“Whom do you mean by ‘him’?”
But old Penelope tramped on unheeding, only she muttered to herself fiercely.
“Do you dread the future so greatly, Penelope?”
“No!” she answered sturdily. “I bean’t fruttened o’ now’t but fire ... an’ dogs!”
“Dogs?” he questioned.
“Aye, young man, they du set ’em on me sometimes, ’tis why I carry this gert staff ... killed a dog wi’ it once, I did—though I were badly bit!
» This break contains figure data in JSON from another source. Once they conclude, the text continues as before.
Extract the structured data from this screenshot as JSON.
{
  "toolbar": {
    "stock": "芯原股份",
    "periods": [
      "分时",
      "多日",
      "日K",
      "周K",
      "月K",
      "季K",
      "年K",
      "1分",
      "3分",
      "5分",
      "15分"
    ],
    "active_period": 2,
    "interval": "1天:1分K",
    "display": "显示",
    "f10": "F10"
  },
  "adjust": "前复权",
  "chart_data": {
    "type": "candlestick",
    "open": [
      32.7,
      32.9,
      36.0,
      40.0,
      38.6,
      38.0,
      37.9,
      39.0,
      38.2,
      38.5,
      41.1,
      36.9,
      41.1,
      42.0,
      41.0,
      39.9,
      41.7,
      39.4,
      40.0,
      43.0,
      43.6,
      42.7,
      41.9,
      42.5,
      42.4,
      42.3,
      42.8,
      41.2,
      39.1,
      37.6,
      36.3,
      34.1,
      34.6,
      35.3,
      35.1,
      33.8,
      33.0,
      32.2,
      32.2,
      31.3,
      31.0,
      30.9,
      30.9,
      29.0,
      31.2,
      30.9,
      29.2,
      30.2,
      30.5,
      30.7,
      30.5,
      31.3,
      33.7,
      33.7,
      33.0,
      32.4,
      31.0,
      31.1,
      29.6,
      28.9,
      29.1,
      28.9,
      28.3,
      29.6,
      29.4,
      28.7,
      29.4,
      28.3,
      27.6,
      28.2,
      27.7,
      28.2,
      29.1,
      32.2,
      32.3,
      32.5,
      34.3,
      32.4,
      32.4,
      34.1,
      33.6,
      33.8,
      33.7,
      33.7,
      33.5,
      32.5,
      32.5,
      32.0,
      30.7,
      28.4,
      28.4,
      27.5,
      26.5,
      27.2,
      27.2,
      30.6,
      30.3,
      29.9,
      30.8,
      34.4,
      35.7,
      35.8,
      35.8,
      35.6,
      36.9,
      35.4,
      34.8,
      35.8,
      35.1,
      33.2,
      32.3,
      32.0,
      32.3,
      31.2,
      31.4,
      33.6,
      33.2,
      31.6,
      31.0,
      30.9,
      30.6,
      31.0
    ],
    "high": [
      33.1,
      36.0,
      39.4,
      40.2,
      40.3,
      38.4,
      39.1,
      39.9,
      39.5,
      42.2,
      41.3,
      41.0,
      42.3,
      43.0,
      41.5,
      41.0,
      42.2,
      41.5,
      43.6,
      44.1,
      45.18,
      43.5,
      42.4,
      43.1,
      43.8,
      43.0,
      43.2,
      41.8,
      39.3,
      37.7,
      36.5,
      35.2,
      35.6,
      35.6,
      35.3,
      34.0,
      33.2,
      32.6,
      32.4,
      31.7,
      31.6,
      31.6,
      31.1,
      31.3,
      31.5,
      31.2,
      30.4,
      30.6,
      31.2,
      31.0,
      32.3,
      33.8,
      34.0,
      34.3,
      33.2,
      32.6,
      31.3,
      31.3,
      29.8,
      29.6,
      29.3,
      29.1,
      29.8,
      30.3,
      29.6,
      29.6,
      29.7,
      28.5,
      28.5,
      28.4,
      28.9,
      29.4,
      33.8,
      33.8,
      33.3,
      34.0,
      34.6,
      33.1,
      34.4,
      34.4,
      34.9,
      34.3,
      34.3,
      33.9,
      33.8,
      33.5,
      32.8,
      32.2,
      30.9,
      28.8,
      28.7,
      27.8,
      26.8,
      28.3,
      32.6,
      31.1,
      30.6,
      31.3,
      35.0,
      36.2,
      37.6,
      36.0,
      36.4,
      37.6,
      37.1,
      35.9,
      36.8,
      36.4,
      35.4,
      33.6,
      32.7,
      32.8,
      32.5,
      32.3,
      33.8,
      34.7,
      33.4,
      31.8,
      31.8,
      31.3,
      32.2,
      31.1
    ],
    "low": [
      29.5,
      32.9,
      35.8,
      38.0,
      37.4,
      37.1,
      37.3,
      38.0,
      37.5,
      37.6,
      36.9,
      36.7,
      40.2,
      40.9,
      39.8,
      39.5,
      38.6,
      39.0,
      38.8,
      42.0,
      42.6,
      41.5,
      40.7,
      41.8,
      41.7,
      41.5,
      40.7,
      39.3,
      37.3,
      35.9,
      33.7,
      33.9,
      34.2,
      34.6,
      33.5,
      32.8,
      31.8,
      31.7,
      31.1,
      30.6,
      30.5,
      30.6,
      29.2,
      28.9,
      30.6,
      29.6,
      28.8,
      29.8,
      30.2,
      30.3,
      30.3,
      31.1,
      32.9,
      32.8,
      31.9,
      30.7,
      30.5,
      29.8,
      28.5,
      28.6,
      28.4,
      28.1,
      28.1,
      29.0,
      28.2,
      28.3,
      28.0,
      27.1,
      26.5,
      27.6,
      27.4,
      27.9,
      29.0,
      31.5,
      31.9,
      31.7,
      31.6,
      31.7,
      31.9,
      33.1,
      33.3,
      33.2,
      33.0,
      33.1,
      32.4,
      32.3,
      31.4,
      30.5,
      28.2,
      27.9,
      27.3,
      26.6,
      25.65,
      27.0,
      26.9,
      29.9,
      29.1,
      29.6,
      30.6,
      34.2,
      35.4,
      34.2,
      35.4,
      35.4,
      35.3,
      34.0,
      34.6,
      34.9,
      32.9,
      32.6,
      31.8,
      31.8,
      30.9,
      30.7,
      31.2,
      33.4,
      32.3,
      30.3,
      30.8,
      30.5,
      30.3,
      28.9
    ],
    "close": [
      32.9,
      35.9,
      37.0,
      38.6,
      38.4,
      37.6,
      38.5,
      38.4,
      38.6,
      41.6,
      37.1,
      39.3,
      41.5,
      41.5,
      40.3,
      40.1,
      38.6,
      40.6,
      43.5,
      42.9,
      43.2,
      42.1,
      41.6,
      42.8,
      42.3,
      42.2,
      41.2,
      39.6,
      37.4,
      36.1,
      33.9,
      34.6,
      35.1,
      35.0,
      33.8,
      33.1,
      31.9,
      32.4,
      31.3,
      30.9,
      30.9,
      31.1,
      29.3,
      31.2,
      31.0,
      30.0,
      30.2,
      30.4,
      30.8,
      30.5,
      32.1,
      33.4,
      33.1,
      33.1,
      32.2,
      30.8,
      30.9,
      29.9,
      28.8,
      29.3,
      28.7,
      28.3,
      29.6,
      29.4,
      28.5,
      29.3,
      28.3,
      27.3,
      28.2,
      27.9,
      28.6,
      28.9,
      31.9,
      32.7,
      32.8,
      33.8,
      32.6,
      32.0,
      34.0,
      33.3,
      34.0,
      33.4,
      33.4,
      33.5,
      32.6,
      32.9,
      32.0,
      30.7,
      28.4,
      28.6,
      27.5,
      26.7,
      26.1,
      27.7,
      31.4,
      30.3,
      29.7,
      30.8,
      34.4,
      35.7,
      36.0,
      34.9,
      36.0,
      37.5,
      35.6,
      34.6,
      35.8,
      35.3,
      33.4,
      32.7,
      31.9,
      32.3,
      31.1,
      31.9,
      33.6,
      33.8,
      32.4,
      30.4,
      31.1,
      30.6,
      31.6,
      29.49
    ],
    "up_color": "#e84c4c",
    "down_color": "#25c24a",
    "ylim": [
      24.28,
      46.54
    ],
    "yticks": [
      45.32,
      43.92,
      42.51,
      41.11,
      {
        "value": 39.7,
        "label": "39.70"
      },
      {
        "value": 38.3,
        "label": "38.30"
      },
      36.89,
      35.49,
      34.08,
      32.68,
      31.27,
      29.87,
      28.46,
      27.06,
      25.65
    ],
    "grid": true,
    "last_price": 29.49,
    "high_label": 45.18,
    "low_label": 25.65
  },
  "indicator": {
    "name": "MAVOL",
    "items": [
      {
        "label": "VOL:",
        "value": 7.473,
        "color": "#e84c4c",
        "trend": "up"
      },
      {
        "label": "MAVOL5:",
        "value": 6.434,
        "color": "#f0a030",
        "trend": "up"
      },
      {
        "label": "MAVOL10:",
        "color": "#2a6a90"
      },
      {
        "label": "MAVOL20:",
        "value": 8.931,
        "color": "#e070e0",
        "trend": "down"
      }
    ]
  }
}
So they clapped me in the stocks, the dog was valleyble, y’ see, an’ chanced to belong to Lord Sayle, him as du live at the great ’ouse ’Friston way.”
Talking thus, they became aware of leisured hoof-strokes behind them, and, turning to stare, old Penelope pointed suddenly at the approaching rider with her long staff.
“Yonder ’e comes!” she whispered fiercely; “him as ought t’ be dead an’ gibbeted ... him as be afeart o’ me!”
Glancing round in turn, Sir John beheld a man bestriding a large, plump steed, a man who rode at a hand-pace, apparently lost in thought; thus Sir John had full time to observe him narrowly as he approached.
He seemed a prosperous and highly respectable man, for he went in broadcloth and fine linen; but his garments, devoid of all embellishings, were of sober hue, so that, looked at from behind, he might have been an itinerant preacher with a hint of the Quaker, but seen from in front, the narrow eyes, predatory nose, vulperine mouth and fleshy chin stamped him as being like nothing in life but himself.